Que notre joie demeure

(Tétralogie Nos chemins de Damas - "Que notre joie demeure" : suite de " Les Voies du Seigneur sont impénétrables " ?)


Jean-Sébastien, ses parents aimaient Bach, m'invita chez lui. Il vivait encore dans la demeure familiale, étant ainsi à quelques pas de la fac de droit où il se devait de réussir. Son grand frère ayant fait médecine, ses parents attendaient un grand avocat, ou bien un magistrat ; il aurait le choix. Ils ne savaient pas qu'il aurait voulu devenir ébéniste et qu'il n'était réellement heureux que dans l'atelier de son grand-père paternel. Mais bon, s'il n'y avait certes pas de sots métiers, là on ne parlait que d'un passe-temps d'adolescence. Et puis, les métiers manuels étaient ingrats, lui, il avait la possibilité intellectuelle de faire autre chose. Ne gâche pas ton talent, voyons. Ton grand-père, s'il avait eu le choix, n'aurait pas passé sa vie ainsi, tu peux me croire... Alors ne lui fais pas injure, tout de même... 

Corseté par son sens de la famille, je ne pourrais sûrement jamais lui faire entendre raison. Enfin, c'est de mes parents dont tu parles ! Tu sais bien qu'ils ne veulent que mon bonheur et ma réussite... Oui mais selon leurs termes, uniquement... Oppose-toi un peu, grandis ! Tu n'es plus un petit enfant...

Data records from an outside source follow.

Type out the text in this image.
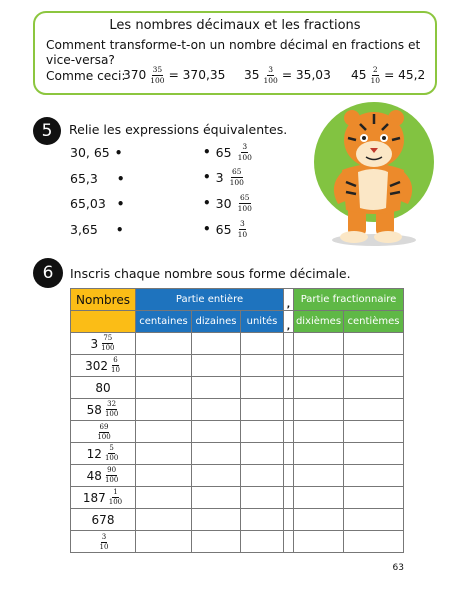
Les nombres décimaux et les fractions
Comment transforme-t-on un nombre décimal en fractions et vice-versa?
Comme ceci:
$370 \frac{35}{100} = 370,35$ $35 \frac{3}{100} = 35,03$ $45 \frac{2}{10} = 45,2$
5	Relie les expressions équivalentes.
30, 65 •
65,3 •
65,03 •
3,65 •
• $65 \frac{3}{100}$
• $3 \frac{65}{100}$
• $30 \frac{65}{100}$
• $65 \frac{3}{10}$
6	Inscris chaque nombre sous forme décimale.
Nombres	Partie entière			,	Partie fractionnaire	
	centaines	dizaines	unités	,	dixièmes	centièmes

$3 \frac{75}{100}$

$302 \frac{6}{10}$

80						

$58 \frac{32}{100}$

$\frac{69}{100}$

$12 \frac{5}{100}$

$48 \frac{90}{100}$

$187 \frac{1}{100}$

678						

$\frac{3}{10}$

63
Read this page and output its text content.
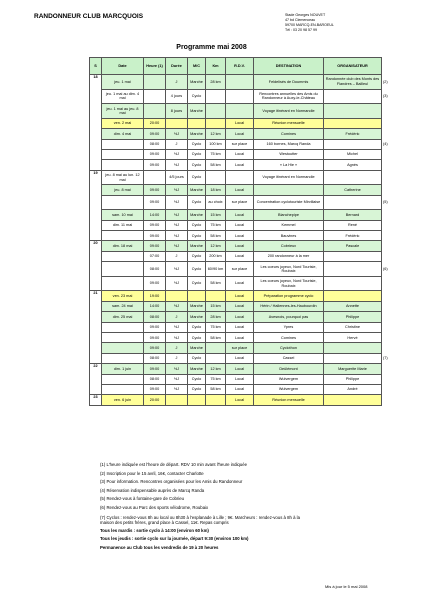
RANDONNEUR CLUB MARCQUOIS	Stade Georges NOUVET
47 bd Clemenceau
59700 MARCQ-EN-BAROEUL
Tél : 03 20 98 57 99
Programme mai 2008
S	Date	Heure (1)	Durée	M/C	Km	R.D.V.	DESTINATION	ORGANISATEUR	
18	jeu. 1 mai		J	Marche	28 km		Feldelisés de Doummis	Randonnée club des Monts des Flandres – Bailleul	(2)
	jeu. 1 mai au dim. 4 mai		4 jours	Cyclo			Rencontres annuelles des Amis du Randonneur à Auxy-le-Château		(3)
	jeu. 1 mai au jeu. 8 mai		8 jours	Marche			Voyage itinérant en Normandie		
	ven. 2 mai	20:00				Local	Réunion mensuelle		
	dim. 4 mai	09:00	½J	Marche	12 km	Local	Comines	Frédéric	
		08:00	J	Cyclo	100 km	sur place	160 bornes, Marcq Randa		(4)
		09:00	½J	Cyclo	75 km	Local	Westoutter	Michel	
		09:00	½J	Cyclo	58 km	Local	« La Hie »	Agnès	
19	jeu. 8 mai au lun. 12 mai		4/5 jours	Cyclo			Voyage itinérant en Normandie		
	jeu. 8 mai	09:00	½J	Marche	18 km	Local		Catherine	
		09:00	½J	Cyclo	au choix	sur place	Concentration cyclotouriste Mirvillaise		(5)
	sam. 10 mai	14:00	½J	Marche	15 km	Local	Blanchepipe	Bernard	
	dim. 11 mai	09:00	½J	Cyclo	75 km	Local	Kemmel	René	
		09:00	½J	Cyclo	58 km	Local	Bauvines	Frédéric	
20	dim. 18 mai	09:00	½J	Marche	12 km	Local	Cobrieux	Pascale	
		07:00	J	Cyclo	200 km	Local	200 randonneur à la mer		
		08:00	½J	Cyclo	60/90 km	sur place	Les coeurs joyeux, Nord Tourisie, Roubaix		(6)
		09:00	½J	Cyclo	58 km	Local	Les coeurs joyeux, Nord Tourisie, Roubaix		
21	ven. 23 mai	19:00				Local	Préparation programme cyclo		
	sam. 24 mai	14:00	½J	Marche	15 km	Local	Hérin / Hallennes-les-Haubourdin	Annette	
	dim. 25 mai	08:00	J	Marche	28 km	Local	Avesnois, pourquoi pas	Philippe	
		09:00	½J	Cyclo	75 km	Local	Ypres	Christine	
		09:00	½J	Cyclo	58 km	Local	Comines	Hervé	
		09:00	J	Marche		sur place	Cyclothon		
		08:00	J	Cyclo		Local	Cassel		(7)
22	dim. 1 juin	09:00	½J	Marche	12 km	Local	Deûlémont	Marguerite Marie	
		08:00	½J	Cyclo	75 km	Local	Wulvergem	Philippe	
		09:00	½J	Cyclo	58 km	Local	Wulvergem	André	
23	ven. 6 juin	20:00				Local	Réunion mensuelle		
(1) L'heure indiquée est l'heure de départ. RDV 10 min avant l'heure indiquée
(2) Inscription pour le 15 avril, 16€, contacter Charlotte
(3) Pour information. Rencontres organisées pour les Amis du Randonneur
(4) Réservation indispensable auprès de Marcq Randa
(5) Rendez-vous à fontaine-gare de Cobrieu
(6) Rendez-vous au Parc des sports vélodrome, Roubaix
(7) Cyclos : rendez-vous 8h au local ou 8h30 à l'esplanade à Lille ; 9€. Marcheurs : rendez-vous à 8h à la
maison des petits frères, grand place à Cassel, 11€. Repas compris
Tous les mardis : sortie cyclo à 14:00 (environ 60 km)
Tous les jeudis : sortie cyclo sur la journée, départ 9:30 (environ 100 km)
Permanence au Club tous les vendredis de 19 à 20 heures
Mis à jour le 5 mai 2008
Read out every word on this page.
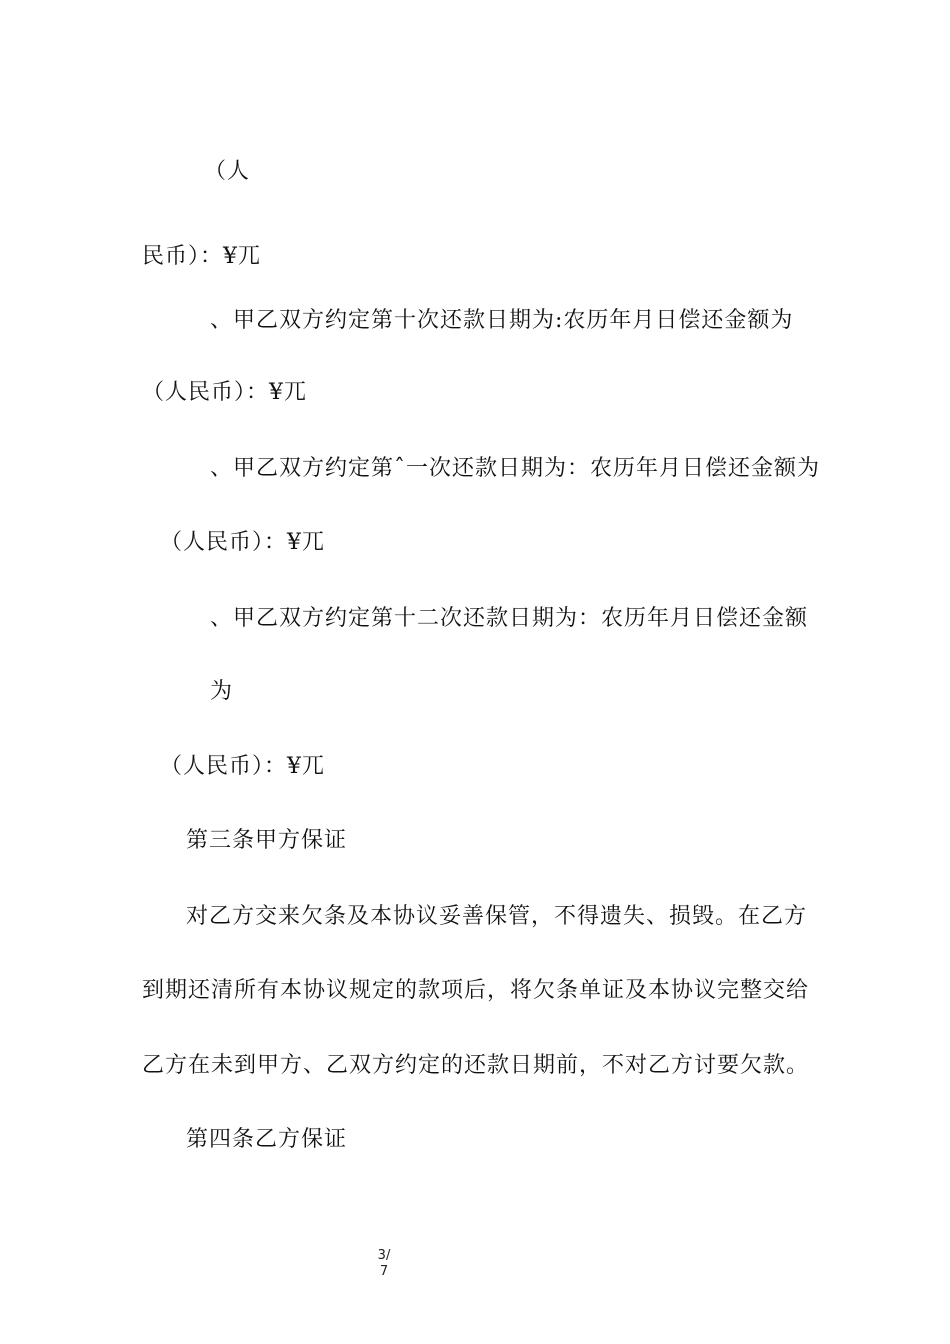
（人

民币）：¥兀

、甲乙双方约定第十次还款日期为:农历年月日偿还金额为

（人民币）：¥兀

、甲乙双方约定第ˆ一次还款日期为：农历年月日偿还金额为

（人民币）：¥兀

、甲乙双方约定第十二次还款日期为：农历年月日偿还金额

为

（人民币）：¥兀

第三条甲方保证

对乙方交来欠条及本协议妥善保管，不得遗失、损毁。在乙方

到期还清所有本协议规定的款项后，将欠条单证及本协议完整交给

乙方在未到甲方、乙双方约定的还款日期前，不对乙方讨要欠款。

第四条乙方保证

3/
7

Nos querelles incessantes. 

Il avait échappé au séminaire, il s'estimait heureux. Je le bousculais dans ses certitudes, il m'en voulait un peu. Pourtant, c'était lui qui me proposait toujours de se voir. Il aurait trouvé malséant qu'il se passât le contraire. Sa galanterie et ses manières gentiment surannées m'amusaient un peu. Jusqu'à quand ? 

Parfois, je lui reprochais de me voir comme une petite chose fragile et il se faisait pardonner en m'attachant dans ma chambre de bonne. Et me montrant qu'entre ses grandes mains de musicien, j'en étais effectivement une, petite chose fragile. On ne faisait pas l'amour. Le fruit défendu. Si son respect des traditions et de la religion pouvait admettre certaines entorses et autres ajustements, sur ce point il était intransigeant. On ne consommerait notre union que si d'aventure, il me conduisait à l'autel. Mais pour le moment, je refusais obstinément de rencontrer sa famille officiellement. Je les avais croisé deux ou trois fois par hasard. C'était suffisant pour l'instant. Je n'avais pas envie qu'ils fissent exploser notre bulle de jardin secret. Pour eux, j'étais la petite étudiante qui prenait des cours particuliers en droit constitutionnel avec leur fiston chéri. S'ils ne nous croyaient pas, ils n'en montraient rien.

Mais pour l'heure, mon hypothétique future belle-famille était à l'autre bout du pays, pour les vacances, et nous avions les lieux pour nous tous seuls pendant quelques jours. Nous comptions bien en profiter.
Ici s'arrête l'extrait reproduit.